24 En outre, les thèmes abordés révèlent certaines évolutions et acquièrent une fonction didactique, voire militante, dans la valorisation du rôle de la police de proximité. Dans la première saison, le fil principal de l’intrigue est le trafic de drogue à l’échelle nationale, puis dans la deuxième, à l’échelle internationale avec l’apparition d’un trafiquant colombien auquel succède –dans les derniers épisodes- sa veuve ; le changement de saison à l’épisode 200 peut être considéré comme paradigmatique de ces évolutions puisqu’il réunit dans une sorte de tragédie nuptiale le mariage d’Ocaña et Batista et l’arrivée en Espagne du cartel colombien ; une combinaison inédite des deux modèles hispano-américains : la telenovela et la narco-série. Les intrigues secondaires ont abordé successivement les crimes sexuels, le cyberharcèlement, la violence sexiste, l’homophobie, la xénophobie, la maltraitance des personnes âgées et les maladies, comme le cancer d’une inspectrice de la Police des Polices ou les troubles psychiques. Le traitement de ces sujets, dans un cadre fortement prescriptif qui s’appuie sur les personnages secondaires du médecin généraliste Antonio Torres et de la psychologue Teresa Ronda, permettent non seulement la visibilisation des problèmes mais également leur contextualisation avec les aides dont peuvent bénéficier les citoyen·nes, les protocoles qui peuvent être mis en place, etc17. En ce sens, la série remplit une mission de service public : elle présente des cas individuels, contextualisés, auxquels sont apportés des solutions.

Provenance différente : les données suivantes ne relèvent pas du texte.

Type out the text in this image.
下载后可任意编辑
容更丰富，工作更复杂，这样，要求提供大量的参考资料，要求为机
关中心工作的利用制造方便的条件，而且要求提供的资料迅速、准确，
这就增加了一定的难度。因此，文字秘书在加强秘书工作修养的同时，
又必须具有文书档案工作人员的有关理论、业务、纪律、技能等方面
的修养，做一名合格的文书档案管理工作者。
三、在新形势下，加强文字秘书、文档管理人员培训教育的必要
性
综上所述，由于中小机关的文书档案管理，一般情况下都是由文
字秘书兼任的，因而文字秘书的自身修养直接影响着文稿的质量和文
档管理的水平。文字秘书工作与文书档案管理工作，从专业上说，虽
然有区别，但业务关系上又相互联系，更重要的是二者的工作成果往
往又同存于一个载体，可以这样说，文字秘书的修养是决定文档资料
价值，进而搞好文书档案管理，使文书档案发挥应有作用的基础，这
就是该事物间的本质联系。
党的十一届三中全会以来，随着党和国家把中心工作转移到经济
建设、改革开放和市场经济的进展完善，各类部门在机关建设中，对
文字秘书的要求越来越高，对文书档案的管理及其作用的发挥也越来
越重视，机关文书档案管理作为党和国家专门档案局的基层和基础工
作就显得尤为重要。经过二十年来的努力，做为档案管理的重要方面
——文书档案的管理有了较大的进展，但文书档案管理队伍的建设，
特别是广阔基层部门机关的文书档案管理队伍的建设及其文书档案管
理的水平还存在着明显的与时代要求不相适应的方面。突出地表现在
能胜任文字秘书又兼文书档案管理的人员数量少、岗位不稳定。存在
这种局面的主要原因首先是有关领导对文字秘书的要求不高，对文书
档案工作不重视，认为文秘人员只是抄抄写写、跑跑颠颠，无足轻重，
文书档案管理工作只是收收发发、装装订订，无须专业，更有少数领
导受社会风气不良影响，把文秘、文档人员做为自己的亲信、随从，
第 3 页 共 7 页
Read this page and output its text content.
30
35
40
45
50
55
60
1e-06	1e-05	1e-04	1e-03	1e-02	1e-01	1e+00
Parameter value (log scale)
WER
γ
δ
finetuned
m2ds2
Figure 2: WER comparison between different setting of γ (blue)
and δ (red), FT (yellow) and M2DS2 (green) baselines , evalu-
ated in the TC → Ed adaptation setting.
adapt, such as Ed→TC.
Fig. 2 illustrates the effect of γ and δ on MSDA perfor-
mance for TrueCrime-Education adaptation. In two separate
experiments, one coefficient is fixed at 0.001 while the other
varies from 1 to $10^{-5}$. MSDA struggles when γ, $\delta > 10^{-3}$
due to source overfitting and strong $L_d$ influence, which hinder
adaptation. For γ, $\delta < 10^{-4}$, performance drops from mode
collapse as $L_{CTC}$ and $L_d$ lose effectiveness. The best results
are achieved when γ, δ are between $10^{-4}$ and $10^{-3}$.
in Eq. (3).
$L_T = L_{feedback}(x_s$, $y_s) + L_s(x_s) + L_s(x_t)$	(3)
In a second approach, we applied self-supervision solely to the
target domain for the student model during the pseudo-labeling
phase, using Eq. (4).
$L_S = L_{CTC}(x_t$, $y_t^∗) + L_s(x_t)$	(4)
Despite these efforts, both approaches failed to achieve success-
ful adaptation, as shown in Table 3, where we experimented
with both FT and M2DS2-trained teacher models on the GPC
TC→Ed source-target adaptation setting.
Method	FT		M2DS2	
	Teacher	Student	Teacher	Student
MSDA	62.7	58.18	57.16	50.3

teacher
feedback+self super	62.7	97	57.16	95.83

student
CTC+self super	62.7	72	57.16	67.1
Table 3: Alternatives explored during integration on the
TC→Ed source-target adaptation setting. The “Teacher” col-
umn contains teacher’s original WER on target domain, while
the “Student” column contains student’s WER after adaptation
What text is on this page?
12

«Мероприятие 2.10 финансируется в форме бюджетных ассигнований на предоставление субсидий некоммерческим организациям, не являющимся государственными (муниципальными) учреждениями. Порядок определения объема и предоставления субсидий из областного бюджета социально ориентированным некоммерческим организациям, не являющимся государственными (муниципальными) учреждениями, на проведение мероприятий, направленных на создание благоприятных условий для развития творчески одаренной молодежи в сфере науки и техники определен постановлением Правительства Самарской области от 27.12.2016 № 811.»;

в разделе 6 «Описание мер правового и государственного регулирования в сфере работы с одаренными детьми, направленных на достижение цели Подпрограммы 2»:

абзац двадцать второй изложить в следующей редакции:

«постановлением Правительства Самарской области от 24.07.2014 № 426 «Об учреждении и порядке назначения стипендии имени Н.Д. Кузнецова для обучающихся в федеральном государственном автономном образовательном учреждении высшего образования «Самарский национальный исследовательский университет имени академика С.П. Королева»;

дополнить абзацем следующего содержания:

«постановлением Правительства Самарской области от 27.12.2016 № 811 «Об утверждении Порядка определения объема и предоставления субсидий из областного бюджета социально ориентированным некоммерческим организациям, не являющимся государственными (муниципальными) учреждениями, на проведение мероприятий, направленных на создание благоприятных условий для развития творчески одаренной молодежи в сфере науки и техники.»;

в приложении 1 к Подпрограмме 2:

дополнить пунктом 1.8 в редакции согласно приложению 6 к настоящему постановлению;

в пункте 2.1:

25Ce n’est pas seulement le traitement de la question de la violence de genre, mais également celui de la xénophobie ou de l’homophobie qui ont permis à cette série de se démarquer. Malgré l’évolution de leur construction, les personnages féminins restent liés à la nature, à l’émotion, à la sphère domestique, ce qui justifie ensuite leur assignation à la sphère privée dans le contrat sexuel qui les lie aux hommes (Pateman, 1995) ; cependant, ce lien est géré de façon plus autonome, moins conflictuelle, comme s’il faisait partie intégrante des personnes. Le travail, l’activité professionnelle de tous les personnages, qu’ils soient hommes ou femmes, est un motif de satisfaction et non plus de tension18. Il peut même devenir une source de plaisir et/ou de pouvoir.

26Diffusée simultanément, Vis a vis se situe dans un autre Sud, la prison Cruz del Sur (Croix du Sud)19 où il est question de survie. Malgré l’absence de référent spatial, la redondance du titre semble faire écho au parallélisme entre méridionalité et criminalité. Bien que se situant dans une prison, un « non-lieu » (Augé, 2017 [1992]), c’est-à-dire un lieu sans identité, sans histoire, sans relations, la série fait de ce « non-lieu », un lieu anthropologique de la mémoire grâce aux flash-backs et un cadre où l’anonymat, paradoxalement, rend possibles des relations de coexistence.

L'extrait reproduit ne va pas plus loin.